Crossing Highland, I pass under the ominous green Scientology sign that dominates an old red-brick apartment building. Sect mothers suffering post-partum depression could well be locked up here — wolfing down vitamins whilst waiting for L. Ron to whisk them far away in the company mother-ship.
Farther on, air moistens as a busboy hoses down the star-pocked sidewalk in front
of Musso & Frank. The scent of wet terra cotta jogs my memory and I briefly reminisce
about my belligerent ex, who’d nearly run me over near Orson Welles’ star on a
rainy night five years ago. Ah, sweet memories — this town’s so full of it…
I mean, them.
At Frederick’s of Hollywood, LAPD officers harass a carload of non-Caucasians while a wild-eyed man in pink slippers walks haughtily by — they are clearly fortunate, judging by his hostile glare, to be bothering someone else this night.
Another block east, a cowboy with a Stars and Stripes ascot gives a blond a haircut in front of the Cahuenga International Newsstand.

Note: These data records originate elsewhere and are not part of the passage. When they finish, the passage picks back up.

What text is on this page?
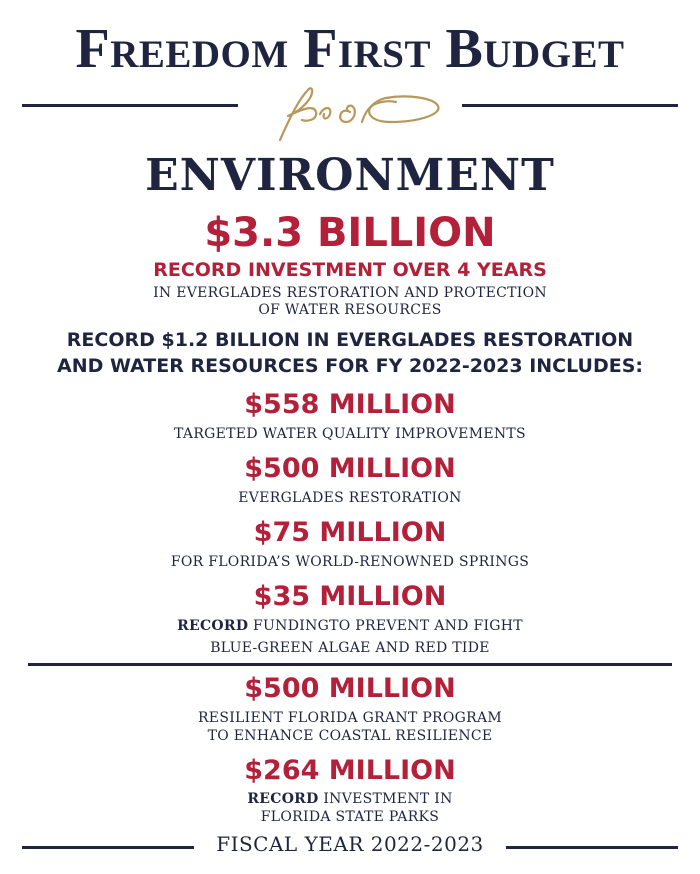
Freedom First Budget
ENVIRONMENT
$3.3 BILLION
RECORD INVESTMENT OVER 4 YEARS
IN EVERGLADES RESTORATION AND PROTECTION
OF WATER RESOURCES
RECORD $1.2 BILLION IN EVERGLADES RESTORATION
AND WATER RESOURCES FOR FY 2022-2023 INCLUDES:
$558 MILLION
TARGETED WATER QUALITY IMPROVEMENTS
$500 MILLION
EVERGLADES RESTORATION
$75 MILLION
FOR FLORIDA’S WORLD-RENOWNED SPRINGS
$35 MILLION
RECORD FUNDINGTO PREVENT AND FIGHT
BLUE-GREEN ALGAE AND RED TIDE
$500 MILLION
RESILIENT FLORIDA GRANT PROGRAM
TO ENHANCE COASTAL RESILIENCE
$264 MILLION
RECORD INVESTMENT IN
FLORIDA STATE PARKS
FISCAL YEAR 2022-2023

He snips her tresses amongst stacks of meaty Vogue magazines and British tabloids. Half a block later, hipsters swarm in front of Star Shoes; watching them doing not much at all but doing it so damn sexily, I yearn for younger days. Fifty feet later a Lycra-clad woman nibbles on a white paper napkin at a bus bench — all possessions squared away in a Sunkist box atop a babyless stroller. She’s got padded headphones on — I wonder what she listens to as I pass her.
At Hollywood and Vine, sanitation workers blast pink terrazzo stars dedicated to W.C. Fields and Desi Arnaz — the water cannon erases the street’s grime just like the drive erases a day’s clutter from my head. As the night cools, it occurs to me that minutes seem to pass much more sanely here than they do in, say, Beverly Hills or Echo Park at noon.
Unsurprisingly, I’ve fallen not far from the proverbial tree. If my father’s story — by some incredible Hollywood-ending chance — is true, and there is someone shaking the country, I guess I’d tell that whoever-it-is to keep on shakin’. It’s just starting to get good down here in the City of Angels.